Given Laconia’s facing a lot of men and women on motorcycles who might want to test its mettle, and the need for police to keep the bikers under some minimal amount of control, the question of how the court treated reckless vehicular conduct could well be a more serious problem for Laconia than other locales.  While it’s impossible to say with certainty whether this is what was going through Judge O’Neill’s head, it hardly seems unreasonable that crimes with cars and motorcycles hold a special place in the Laconia court.

But a plea, by definition, takes for granted the defendant is guilty.  While it may be a plea of convenience, a choice by a defendant to take the weight rather than roll the dice at trial, the judge imposing sentence (other than in an Alford plea) must assume guilt to be conclusively established.  And if the defendant is guilty, then the legitimate sentencing factors come into play. 

It’s both fair and appropriate for a judge to consider whether the agreed upon sentence, one that he must impose and, if he’s doing his job properly, by imposing endorses, is proper.  Notably, this should cut both ways, whether the terms of the deal are too severe or too lenient.  Even with a plea bargain, the judge remains the judge, and he owns every sentence he imposes.  Every sentence must still be fair and appropriate, even if he played no role in its negotiation.

Judge O’Neill, for whatever reason, determined that he could not impose the negotiated sentence. 

So the case went to trial, and the defendant was acquitted.  Guilt is a completely different issue, and the prosecution failed to sustain its burden of proving that the defendant, Lord, was the guy who almost ran Finogle down.  Sometimes it happens this way.  Not too often, but sometimes it all works out right.

H/T Turley

4 thoughts on “Separating Sentence From Proof

  1. Jeffrey Deutsch

    Does the “upcoming major holiday weekend” effect mainly help the defense, or is it a wild card?

    (Note the day – and time – the jury retired to deliberate…and how “long” they deliberated.)

    Jeff Deutsch

  2. SHG

    Aside from your question having nothing to do with the post, it’s impossible to know.

  3. Jeffrey Deutsch

    I’m sorry, perhaps I should have provided a bit more explanation.

    The jury got the case the Friday afternoon before Memorial Day weekend.
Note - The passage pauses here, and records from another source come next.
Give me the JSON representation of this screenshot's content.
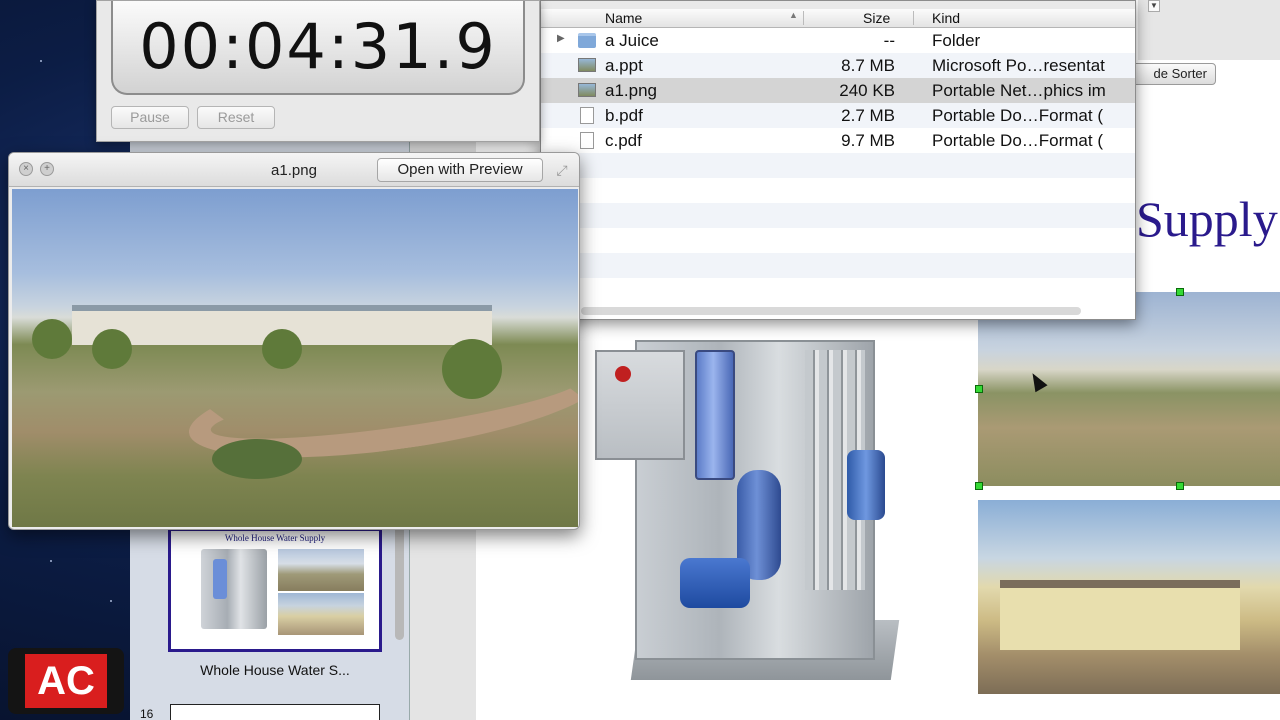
{
  "stopwatch": {
    "time": "00:04:31.9",
    "pause_label": "Pause",
    "reset_label": "Reset"
  },
  "quicklook": {
    "filename": "a1.png",
    "open_button_label": "Open with Preview"
  },
  "finder": {
    "columns": {
      "name": "Name",
      "size": "Size",
      "kind": "Kind"
    },
    "files": [
      {
        "name": "a Juice",
        "size": "--",
        "kind": "Folder",
        "icon": "folder-icon"
      },
      {
        "name": "a.ppt",
        "size": "8.7 MB",
        "kind": "Microsoft Po…resentat",
        "icon": "ppt-file-icon"
      },
      {
        "name": "a1.png",
        "size": "240 KB",
        "kind": "Portable Net…phics im",
        "icon": "png-file-icon"
      },
      {
        "name": "b.pdf",
        "size": "2.7 MB",
        "kind": "Portable Do…Format (",
        "icon": "pdf-file-icon"
      },
      {
        "name": "c.pdf",
        "size": "9.7 MB",
        "kind": "Portable Do…Format (",
        "icon": "pdf-file-icon"
      }
    ]
  },
  "keynote": {
    "toolbar_button": "de Sorter",
    "slide_title": "Supply",
    "thumb_title": "Whole House Water Supply",
    "slide_label": "Whole House Water S...",
    "next_slide_number": "16"
  },
  "logo": {
    "text": "AC"
  },
  "colors": {
    "accent_slide_title": "#2a1a8c",
    "selection_handle": "#35d935",
    "logo_red": "#d91e1e"
  }
}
They deliberated all of 35 minutes. To me, that signals a strong likelihood that they wanted to get the heck out of their and not ruin their holiday weekend.

    I’m wondering if that could have made an acquittal more likely, if that’s what a majority of them (or maybe a very influential juror or two) wanted at the beginning and the others didn’t think it was worth screwing up their holiday to try to change their minds.

    What do you think?

    Jeff Deutsch

  4. SHG

    I understood your question, and it’s still not relevant to the post even though it bears on an aspect of the underlying trial.  But since you’re apparently very interested in this point, I’ll respond as a matter of courtesy.

    A lot of verdicts come in between 4 and 5 o’clock on Friday because jurors want to get out of there.  It doesn’t per se help one side or the other, but rather galvanizes the jury to go with the majority and be done with it.

    It’s doesn’t appear to be the problem in this case, as a 35 minutes verdict early on a Friday afternoon wasn’t needed to get out of the jury room.  They had plenty of time to deliberate, but apparently didn’t need it.  A 35 minute verdict is very fast, and shows that they were either unanimous at the outset or very close.  The Friday Effect likely had nothing to do with it.